Tactic B: Loosely ‘redefine’ data reduction to artificially inflate DRR
The vendor stretches its definition of DRR to cover capabilities outside of data reduction – ones that do not address #1, #2 and #3 above. The hope is that customers will simply look at their artificially inflated DRR numbers and assume that their retrofitted AFAs will provide DRR, performance and reliability equivalent to Pure Storage’s FlashArray. Here are a few tricks seen in the wild:
- Thin provisioning – Many vendors include perceived storage savings from thin provisioning in DRR. They can make up any DRR for marketing purposes by bloating the DRR using the provisioned capacity to used capacity ratio. For example, if a 1000GB volume is thin provisioned and the current used capacity is 100GB, the DRR is inflated by 10 (i.e. 1000GB/100GB). Some vendors don’t clearly disclose that they are baking savings from thin provisioning into their published DRR.

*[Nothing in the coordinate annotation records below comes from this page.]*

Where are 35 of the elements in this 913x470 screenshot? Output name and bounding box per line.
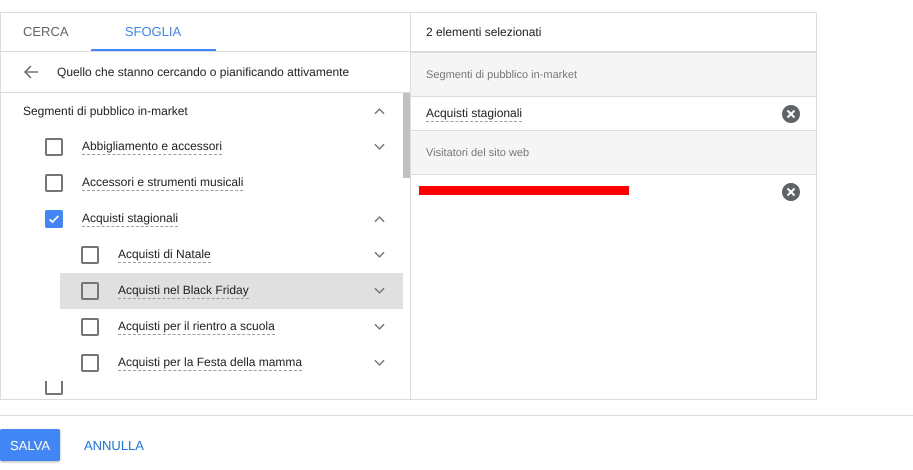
cancel-button[interactable]: ANNULLA: [74, 429, 154, 461]
chevron-up-icon[interactable]: [374, 107, 385, 115]
selected-item-label: Acquisti stagionali: [426, 106, 522, 122]
checkbox[interactable]: [81, 318, 99, 336]
highlighted-row[interactable]: Acquisti nel Black Friday: [60, 273, 403, 309]
breadcrumb-title: Quello che stanno cercando o pianificando attivamente: [57, 65, 350, 79]
category-label[interactable]: Accessori e strumenti musicali: [82, 175, 244, 191]
tab[interactable]: CERCA: [1, 13, 91, 51]
category-label[interactable]: Abbigliamento e accessori: [82, 139, 222, 155]
checkbox[interactable]: [81, 354, 99, 372]
category-label[interactable]: Acquisti per il rientro a scuola: [118, 319, 275, 335]
chevron-down-icon[interactable]: [374, 143, 385, 151]
chevron-up-icon[interactable]: [374, 215, 385, 223]
remove-icon[interactable]: [782, 104, 800, 122]
checkbox[interactable]: [81, 246, 99, 264]
category-heading: Segmenti di pubblico in-market: [23, 104, 189, 118]
tab[interactable]: SFOGLIA: [90, 13, 216, 51]
group-heading: Visitatori del sito web: [411, 131, 816, 175]
chevron-down-icon[interactable]: [374, 287, 385, 295]
checkbox[interactable]: [45, 381, 63, 395]
chevron-down-icon[interactable]: [374, 323, 385, 331]
back-arrow-icon[interactable]: [23, 64, 39, 80]
checkbox[interactable]: [45, 138, 63, 156]
checkbox[interactable]: [81, 282, 99, 300]
category-label[interactable]: Acquisti di Natale: [118, 247, 211, 263]
chevron-down-icon[interactable]: [374, 359, 385, 367]
checkbox[interactable]: [45, 210, 63, 228]
category-label[interactable]: Acquisti per la Festa della mamma: [118, 355, 302, 371]
chevron-down-icon[interactable]: [374, 251, 385, 259]
category-label[interactable]: Acquisti nel Black Friday: [118, 283, 249, 299]
category-label[interactable]: Acquisti stagionali: [82, 211, 178, 227]
group-heading: Segmenti di pubblico in-market: [411, 53, 816, 97]
save-button[interactable]: SALVA: [0, 429, 60, 461]
checkbox[interactable]: [45, 174, 63, 192]
remove-icon[interactable]: [782, 183, 800, 201]
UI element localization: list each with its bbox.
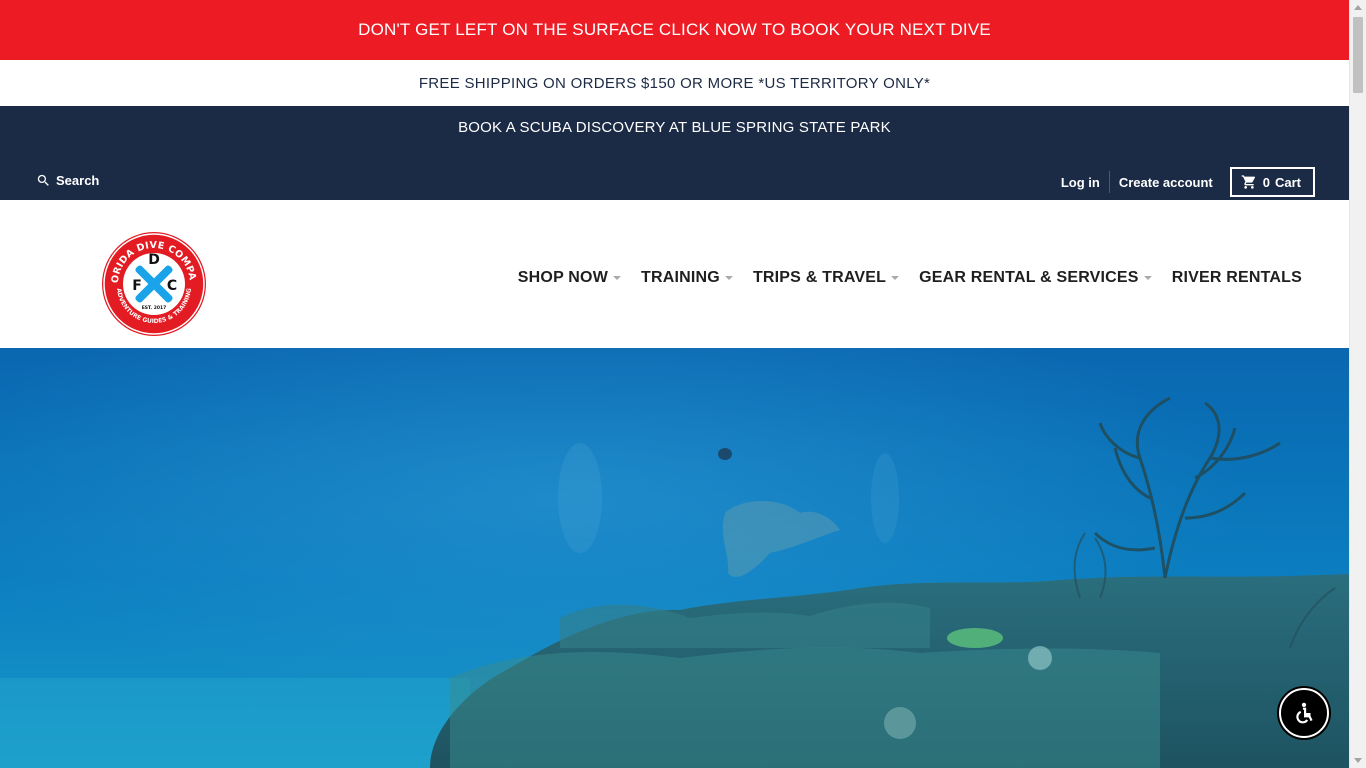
divider bbox=[1108, 171, 1110, 193]
cart-label: Cart bbox=[1274, 174, 1301, 190]
create-account-link[interactable]: Create account bbox=[1119, 175, 1213, 190]
shopping-cart-icon bbox=[1241, 175, 1255, 189]
nav-item-trips-travel[interactable]: TRIPS & TRAVEL bbox=[752, 269, 900, 287]
nav-item-gear-rental[interactable]: GEAR RENTAL & SERVICES bbox=[919, 269, 1152, 287]
cart-button[interactable]: 0 Cart bbox=[1229, 167, 1315, 197]
main-nav: SHOP NOW TRAINING TRIPS & TRAVEL GEAR RE… bbox=[498, 269, 1302, 287]
chevron-down-icon bbox=[724, 276, 733, 280]
announcement-text[interactable]: BOOK A SCUBA DISCOVERY AT BLUE SPRING ST… bbox=[0, 119, 1349, 136]
search-icon bbox=[37, 174, 49, 186]
nav-label: SHOP NOW bbox=[517, 269, 608, 286]
scroll-up-arrow-icon[interactable] bbox=[1354, 5, 1362, 10]
promo-link[interactable]: DON'T GET LEFT ON THE SURFACE CLICK NOW … bbox=[358, 20, 991, 40]
nav-item-shop-now[interactable]: SHOP NOW bbox=[518, 269, 621, 287]
nav-item-training[interactable]: TRAINING bbox=[641, 269, 733, 287]
accessibility-button[interactable] bbox=[1279, 688, 1329, 738]
site-header: FLORIDA DIVE COMPANY ADVENTURE GUIDES & … bbox=[0, 200, 1349, 348]
promo-bar[interactable]: DON'T GET LEFT ON THE SURFACE CLICK NOW … bbox=[0, 0, 1349, 60]
chevron-down-icon bbox=[891, 276, 900, 280]
shipping-bar: FREE SHIPPING ON ORDERS $150 OR MORE *US… bbox=[0, 60, 1349, 106]
scroll-down-arrow-icon[interactable] bbox=[1354, 758, 1362, 763]
top-utility-bar: BOOK A SCUBA DISCOVERY AT BLUE SPRING ST… bbox=[0, 106, 1349, 200]
login-link[interactable]: Log in bbox=[1061, 175, 1100, 190]
accessibility-icon bbox=[1296, 702, 1313, 724]
shipping-text: FREE SHIPPING ON ORDERS $150 OR MORE *US… bbox=[418, 74, 931, 92]
scrollbar-thumb[interactable] bbox=[1353, 17, 1363, 93]
logo-est: EST. 2017 bbox=[142, 305, 167, 311]
logo-letter-f: F bbox=[132, 278, 142, 294]
nav-label: RIVER RENTALS bbox=[1171, 269, 1302, 286]
nav-label: TRIPS & TRAVEL bbox=[752, 269, 887, 286]
search-button[interactable]: Search bbox=[36, 173, 99, 188]
underwater-reef-image bbox=[0, 348, 1349, 768]
chevron-down-icon bbox=[613, 276, 621, 280]
chevron-down-icon bbox=[1143, 276, 1152, 280]
cart-count: 0 bbox=[1262, 174, 1270, 190]
vertical-scrollbar[interactable] bbox=[1349, 0, 1366, 768]
account-links: Log in Create account 0 Cart bbox=[1061, 167, 1315, 197]
page: DON'T GET LEFT ON THE SURFACE CLICK NOW … bbox=[0, 0, 1349, 768]
search-label: Search bbox=[56, 173, 100, 188]
nav-item-river-rentals[interactable]: RIVER RENTALS bbox=[1172, 269, 1302, 287]
logo-letter-d: D bbox=[148, 252, 160, 268]
nav-label: GEAR RENTAL & SERVICES bbox=[919, 269, 1139, 286]
nav-label: TRAINING bbox=[641, 269, 720, 286]
logo-letter-c: C bbox=[167, 278, 177, 294]
hero-banner bbox=[0, 348, 1349, 768]
florida-dive-company-logo[interactable]: FLORIDA DIVE COMPANY ADVENTURE GUIDES & … bbox=[101, 231, 207, 337]
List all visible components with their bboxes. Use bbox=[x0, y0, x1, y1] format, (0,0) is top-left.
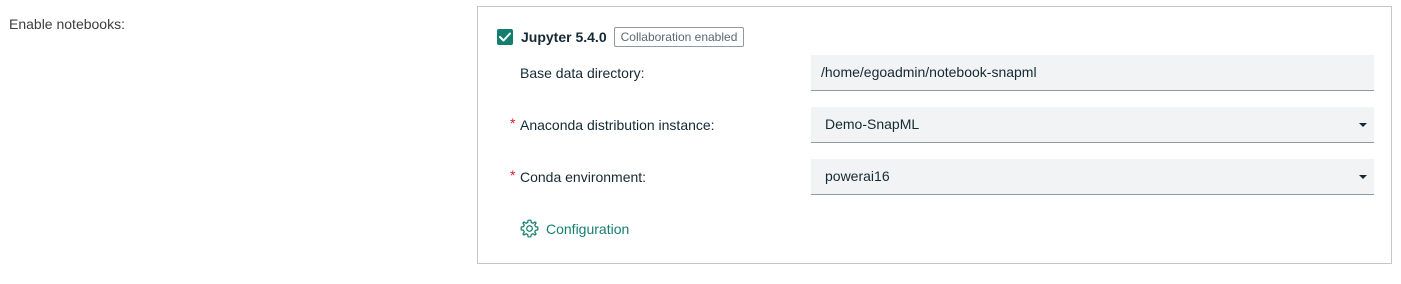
required-marker: * bbox=[510, 115, 516, 131]
chevron-down-icon bbox=[1359, 175, 1367, 179]
notebook-panel: Jupyter 5.4.0 Collaboration enabled Base… bbox=[477, 6, 1392, 264]
required-marker: * bbox=[510, 167, 516, 183]
enable-notebooks-label: Enable notebooks: bbox=[9, 16, 125, 32]
notebook-settings-page: Enable notebooks: Jupyter 5.4.0 Collabor… bbox=[0, 0, 1401, 284]
conda-env-row: * Conda environment: powerai16 bbox=[478, 159, 1391, 195]
checkmark-icon bbox=[499, 32, 511, 42]
gear-icon bbox=[519, 218, 540, 239]
configuration-label: Configuration bbox=[546, 220, 630, 237]
anaconda-row: * Anaconda distribution instance: Demo-S… bbox=[478, 107, 1391, 143]
conda-env-label: Conda environment: bbox=[520, 169, 647, 185]
base-dir-label: Base data directory: bbox=[520, 65, 645, 81]
anaconda-select[interactable]: Demo-SnapML bbox=[811, 107, 1374, 143]
chevron-down-icon bbox=[1359, 123, 1367, 127]
base-dir-value: /home/egoadmin/notebook-snapml bbox=[821, 64, 1037, 80]
configuration-link[interactable]: Configuration bbox=[519, 218, 629, 239]
notebook-title: Jupyter 5.4.0 bbox=[521, 29, 607, 45]
base-dir-row: Base data directory: /home/egoadmin/note… bbox=[478, 55, 1391, 91]
enable-jupyter-checkbox[interactable] bbox=[497, 29, 513, 45]
conda-env-selected-value: powerai16 bbox=[825, 168, 890, 184]
anaconda-selected-value: Demo-SnapML bbox=[825, 116, 920, 132]
conda-env-select[interactable]: powerai16 bbox=[811, 159, 1374, 195]
notebook-header: Jupyter 5.4.0 Collaboration enabled bbox=[497, 26, 745, 48]
collaboration-badge: Collaboration enabled bbox=[613, 27, 745, 47]
base-dir-input[interactable]: /home/egoadmin/notebook-snapml bbox=[811, 55, 1374, 91]
anaconda-label: Anaconda distribution instance: bbox=[520, 117, 715, 133]
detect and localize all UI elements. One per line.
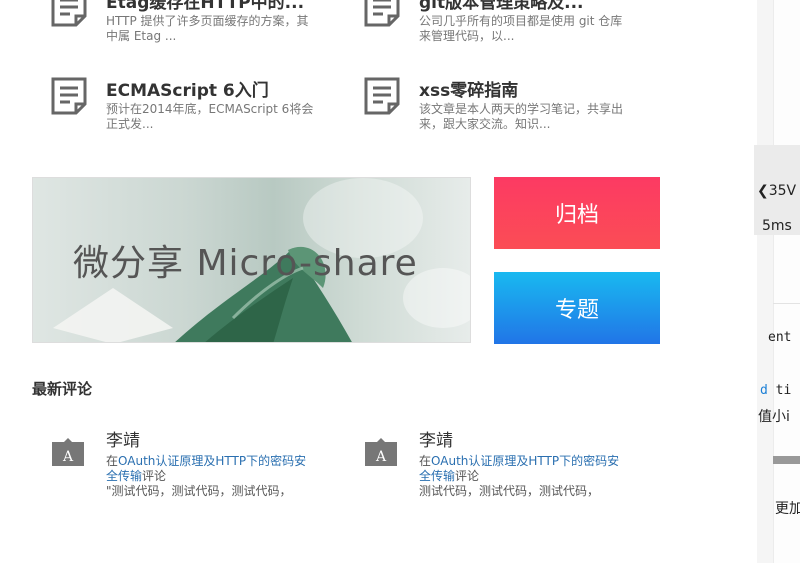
side-value: 35V — [768, 183, 797, 199]
comment-body: 在OAuth认证原理及HTTP下的密码安全传输评论 "测试代码，测试代码，测试代… — [106, 454, 316, 499]
side-scrollbar[interactable] — [773, 456, 800, 464]
chevron-left-icon[interactable]: ❮ — [757, 183, 769, 199]
document-icon — [364, 0, 400, 27]
article-item[interactable]: ECMAScript 6入门 预计在2014年底，ECMAScript 6将会正… — [50, 76, 320, 136]
avatar-icon: A — [365, 438, 397, 466]
article-desc: 预计在2014年底，ECMAScript 6将会正式发... — [106, 102, 314, 131]
article-title[interactable]: xss零碎指南 — [419, 76, 518, 101]
article-title[interactable]: ECMAScript 6入门 — [106, 76, 269, 101]
article-item[interactable]: xss零碎指南 该文章是本人两天的学习笔记，共享出来，跟大家交流。知识... — [363, 76, 633, 136]
article-item[interactable]: git版本管理策略及... 公司几乎所有的项目都是使用 git 仓库来管理代码，… — [363, 0, 633, 48]
side-ms-text: 5ms — [762, 218, 792, 234]
side-text-line: 更加 — [775, 501, 800, 517]
divider — [773, 303, 800, 304]
comment-quote: 测试代码，测试代码，测试代码， — [419, 484, 600, 498]
comment-prefix: 在 — [419, 454, 432, 468]
svg-text:A: A — [375, 449, 387, 465]
side-code-rest: ti — [767, 383, 792, 398]
comment-item: A 李靖 在OAuth认证原理及HTTP下的密码安全传输评论 测试代码，测试代码… — [363, 426, 633, 506]
article-desc: 该文章是本人两天的学习笔记，共享出来，跟大家交流。知识... — [419, 102, 624, 131]
article-title[interactable]: git版本管理策略及... — [419, 0, 584, 13]
document-icon — [51, 77, 87, 115]
comment-author[interactable]: 李靖 — [419, 426, 453, 451]
article-desc: HTTP 提供了许多页面缓存的方案，其中属 Etag ... — [106, 14, 309, 43]
archive-button[interactable]: 归档 — [494, 177, 660, 249]
side-collapse-toggle[interactable]: ❮35V — [757, 183, 800, 199]
comment-article-link[interactable]: OAuth认证原理及HTTP下的密码安全传输 — [106, 454, 306, 483]
comment-body: 在OAuth认证原理及HTTP下的密码安全传输评论 测试代码，测试代码，测试代码… — [419, 454, 629, 499]
document-icon — [51, 0, 87, 27]
comment-author[interactable]: 李靖 — [106, 426, 140, 451]
side-panel-gutter — [757, 0, 773, 563]
comment-suffix: 评论 — [142, 469, 167, 483]
side-panel — [773, 0, 800, 563]
side-code-line: ent — [768, 330, 792, 345]
comment-prefix: 在 — [106, 454, 119, 468]
article-item[interactable]: Etag缓存在HTTP中的... HTTP 提供了许多页面缓存的方案，其中属 E… — [50, 0, 320, 48]
svg-text:A: A — [62, 449, 74, 465]
comment-suffix: 评论 — [455, 469, 480, 483]
comment-item: A 李靖 在OAuth认证原理及HTTP下的密码安全传输评论 "测试代码，测试代… — [50, 426, 320, 506]
comment-article-link[interactable]: OAuth认证原理及HTTP下的密码安全传输 — [419, 454, 619, 483]
latest-comments-title: 最新评论 — [32, 380, 93, 398]
article-desc: 公司几乎所有的项目都是使用 git 仓库来管理代码，以... — [419, 14, 623, 43]
document-icon — [364, 77, 400, 115]
micro-share-banner[interactable]: 微分享 Micro-share — [32, 177, 471, 343]
topic-button[interactable]: 专题 — [494, 272, 660, 344]
banner-text: 微分享 Micro-share — [73, 243, 418, 284]
avatar-icon: A — [52, 438, 84, 466]
side-code-keyword: d — [760, 383, 768, 398]
side-code-line: d ti — [760, 383, 800, 398]
side-text-line: 值小i — [758, 409, 790, 425]
comment-quote: "测试代码，测试代码，测试代码， — [106, 484, 292, 498]
article-title[interactable]: Etag缓存在HTTP中的... — [106, 0, 304, 13]
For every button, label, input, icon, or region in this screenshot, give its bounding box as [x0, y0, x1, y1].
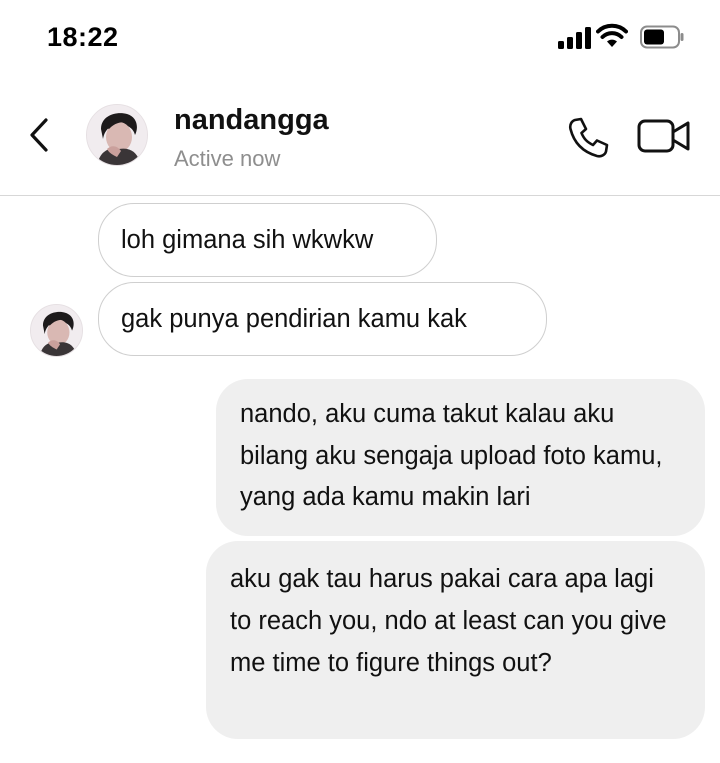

- Snapshots – Some vendors include perceived storage savings from snapshots in DRR. The logic here is that the source and snapshot volumes are effectively sharing the same blocks, are reducing capacity usage, and hence should be counted as ‘data reduction’. This problem is similar to what you see in the thin provisioning benefit. You can artificially inflate DRR. N number of snapshots can inflate DRR by a N+1.
- RAID erasure coding – Some vendors, in particular hyper converged (HCI) system vendors, have recently started claiming storage savings due to erasure coding in DRR. Note that HCI systems have been keeping multiple copies of data across nodes for protection, thereby causing storage waste. Recently, HCI systems have started offering to replace default mirroring (optimized for performance) with RAID 5 erasure coding (optimized for capacity). RAID 5 is NOT a data reduction technique; it is a way to mitigate storage waste. However, HCI vendors are adding this ‘storage waste avoidance’ to inflate their published DRR.
Don’t be duped by inflated data reduction ratios. Don’t blindly believe in programs or guarantees offered based on published DRR. Don’t let a vendor hide the details at your expense – ensure you can make an apples-to-apples comparison. Ask the following key questions and get the answers in writing.
- Please define your data reduction ratio (DDR). Is there anything other than pattern removal, data deduplication and compression included in calculating the DRR?
- Does the user interface display DRR or equivalent metric without taking into account of thin provisioning, snapshots and RAID optimizations? Can you offer your data guarantee that is based on this ‘true DRR’?
- I would like to talk to your customers who have deployed workloads similar to those in my environment. Can they talk about the DRR achieved without taking into account of thin provisioning, snapshots and RAID optimizations?
- Are there any trade-offs of using data reduction in your architecture? What is the impact of data reduction on your system performance? What happens if I also need encryption? Is data reduction available system-wide or do I need to manage it on a per volume basis?
- How long do you cover flash media wear? Do I need to rebuy flash media when the current flash media has hit its endurance cycle?
- How do you plan to ensure write performance density for your system as SSD capacities keep increasing? Will you provide a non-disruptive upgrade path when I need it?